Ein Besuch im Pfarr- und Dekanatsarchiv im Widum stand für die Sänger des Kirchenchores Stilfes schon seit längerem auf dem Programm: Ende März stellte Josef Gasteiger den Chormitgliedern den von ihm im Jahr 2008 geordneten historischen Musikalienbestand vor.
Zunächst gab Helmuth Wieser einen Einblick in das umfangreiche Pfarr- und Dekanatsarchiv, dessen älteste Akten auf das 12. Jahrhundert zurückgehen. Josef Gasteiger, Musikarchivar und Leiter der Chronistengruppe Sterzing, zeigte anschließend den Chormitgliedern das Archiv. „Bei der Suche nach Hinweisen zu den Bemühungen des Fürstbischofs von Brixen Bernhard Galura (1791 – 1854) um die Herausgabe eines kirchlichen Volksgesangsbuches habe ich im Pfarrarchiv von Stilfes überraschend alte Musikalien und Dokumente zur Chortradition gefunden. Im Einvernehmen mit der Pfarre konnte ich diese bisher unbekannte Sammlung ordnen und inventarisieren“, so Gasteiger.
Ein für das Wipptal einmaliges Schriftgut, das eigens für Stilfes geschrieben wurde, ist das im Pfarrarchiv deponierte Missale mit lederverkleidetem und metallbeschlagenem Holzdeckel, das 141 Blätter umfasst. Es handelt sich dabei um eine Musikhandschrift auf Pergament mit farbig figurierten Initialen, die als Sammlung alter Choralhandschriften entstanden sein könnte.
Zwei Choralbücher zur Liturgie der Karwoche mit dem Titel „Cantus ecclesiasticus“ zählen ebenso zu den Besonderheiten des Bestandes. „Das ältere, mit vielen handschriftlichen Randbemerkungen zur Aufführungspraxis aus dem Jahr 1666, ist wohl das älteste in Südtirol“, betonte Gasteiger.
Von besonderer lokaler Bedeutung sind die vielen handschriftlichen Musikalien von Josef Alois Holzmann, einem Kirchenmusiker um 1800. Eine Rarität stellt das handgeschriebene Gesangsbuch des Antonius Maurer, Organist in Axams, aus dem Jahr 1773 dar mit 215 Liedern „Zur Muttergottes und allen Heiligen“. Insgesamt sind in dem von Josef Gasteiger erschlossenen historischen Musikalienbestand rund 150 Einzelhandschriften aus dem 18. und 19. Jahrhundert sowie etwa 300 Einzelstücke abgelegt.

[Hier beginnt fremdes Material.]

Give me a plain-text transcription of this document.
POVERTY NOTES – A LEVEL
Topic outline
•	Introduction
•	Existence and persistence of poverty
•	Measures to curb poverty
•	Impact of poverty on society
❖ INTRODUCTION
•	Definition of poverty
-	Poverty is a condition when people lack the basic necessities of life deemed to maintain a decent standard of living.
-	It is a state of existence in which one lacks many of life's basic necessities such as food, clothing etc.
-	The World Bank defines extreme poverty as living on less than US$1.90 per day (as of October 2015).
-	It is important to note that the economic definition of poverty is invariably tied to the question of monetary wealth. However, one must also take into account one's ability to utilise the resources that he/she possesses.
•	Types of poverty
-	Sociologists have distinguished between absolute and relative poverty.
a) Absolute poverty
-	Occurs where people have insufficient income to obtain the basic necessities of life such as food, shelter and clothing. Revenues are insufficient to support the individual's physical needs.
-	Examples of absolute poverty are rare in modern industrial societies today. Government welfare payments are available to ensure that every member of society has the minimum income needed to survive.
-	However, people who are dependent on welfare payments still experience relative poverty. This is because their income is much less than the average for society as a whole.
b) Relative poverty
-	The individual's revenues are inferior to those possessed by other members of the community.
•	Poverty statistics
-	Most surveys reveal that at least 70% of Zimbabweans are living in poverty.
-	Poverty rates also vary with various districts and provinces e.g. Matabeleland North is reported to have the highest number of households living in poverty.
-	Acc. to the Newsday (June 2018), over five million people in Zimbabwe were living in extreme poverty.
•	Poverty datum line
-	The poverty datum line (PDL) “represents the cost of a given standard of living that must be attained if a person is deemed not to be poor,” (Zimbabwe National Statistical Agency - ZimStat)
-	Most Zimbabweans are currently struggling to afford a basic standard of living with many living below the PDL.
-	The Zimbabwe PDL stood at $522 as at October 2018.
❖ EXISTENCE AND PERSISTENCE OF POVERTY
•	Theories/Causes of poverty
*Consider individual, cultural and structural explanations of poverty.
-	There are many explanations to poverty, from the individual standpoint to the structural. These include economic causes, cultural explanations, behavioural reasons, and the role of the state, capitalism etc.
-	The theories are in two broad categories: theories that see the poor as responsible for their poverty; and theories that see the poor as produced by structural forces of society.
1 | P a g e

Interessant sind auch ausführliche Dokumente zur Chorgeschichte und Musizierpraxis in der Erzpfarre Stilfes aus der ersten Hälfte des 19. Jahrhunderts. Damals gab es immer wieder Ermahnungen durch die Pfarrer von Stilfes, die auch Dekane waren, zur Einigkeit unter den Chormitgliedern von Trens und Stilfes. Sie bestanden darauf, dass es nur einen Kirchenchor geben sollte, der in beiden Kirchen sang und dass die Musikalien und Instrumente für beide Kirchen einzusetzen seien. Es durften fast nur männliche Personen im Kirchenchor singen und musizieren. Es gab nur vier Sänger, die im Quartett sangen und bei vielen Chorwerken von vielen Instrumentalisten begleitet wurden. Aus jener Zeit liegen fünf Dokumente vor, in denen die Namen der „Musikgesellschaft“ aufgelistet waren und auch die Verzeichnisse der Musikalien und Instrumente sowie die Chorverpflichtungen.
Von den Ausführungen Gasteigers waren die Mitglieder des Kirchenchores Stilfes um Chorleiterin Maria Rubatscher und Organist Manuel Schiabello sehr beeindruckt. Obfrau Christina Del Toro bedankte sich im Namen des Chores beim Referenten mit einem Präsent und lud anschließend zu einem Umtrunk.
Der Kirchenchor Stilfes singt an besonderen Fest- und Feiertagen. Für den Pfingstsonntag ist in der Pfarrkirche zum hl. Petrus die Aufführung der „Missa Beati Omnes“ von Valentin Rathgeber mit Orchesterbegleitung geplant.
Im Bild Referent Josef Gasteiger (4. v. l.) mit Vertretern des Kirchenchores Stilfes: (v.l.) Erwin Hasler, Maria Rubatscher, Manuel Schiabello, Silvia Raffl Huebser, Christina Matzler Del Toro, Rita Thaler Wieser und Oswald Sieder.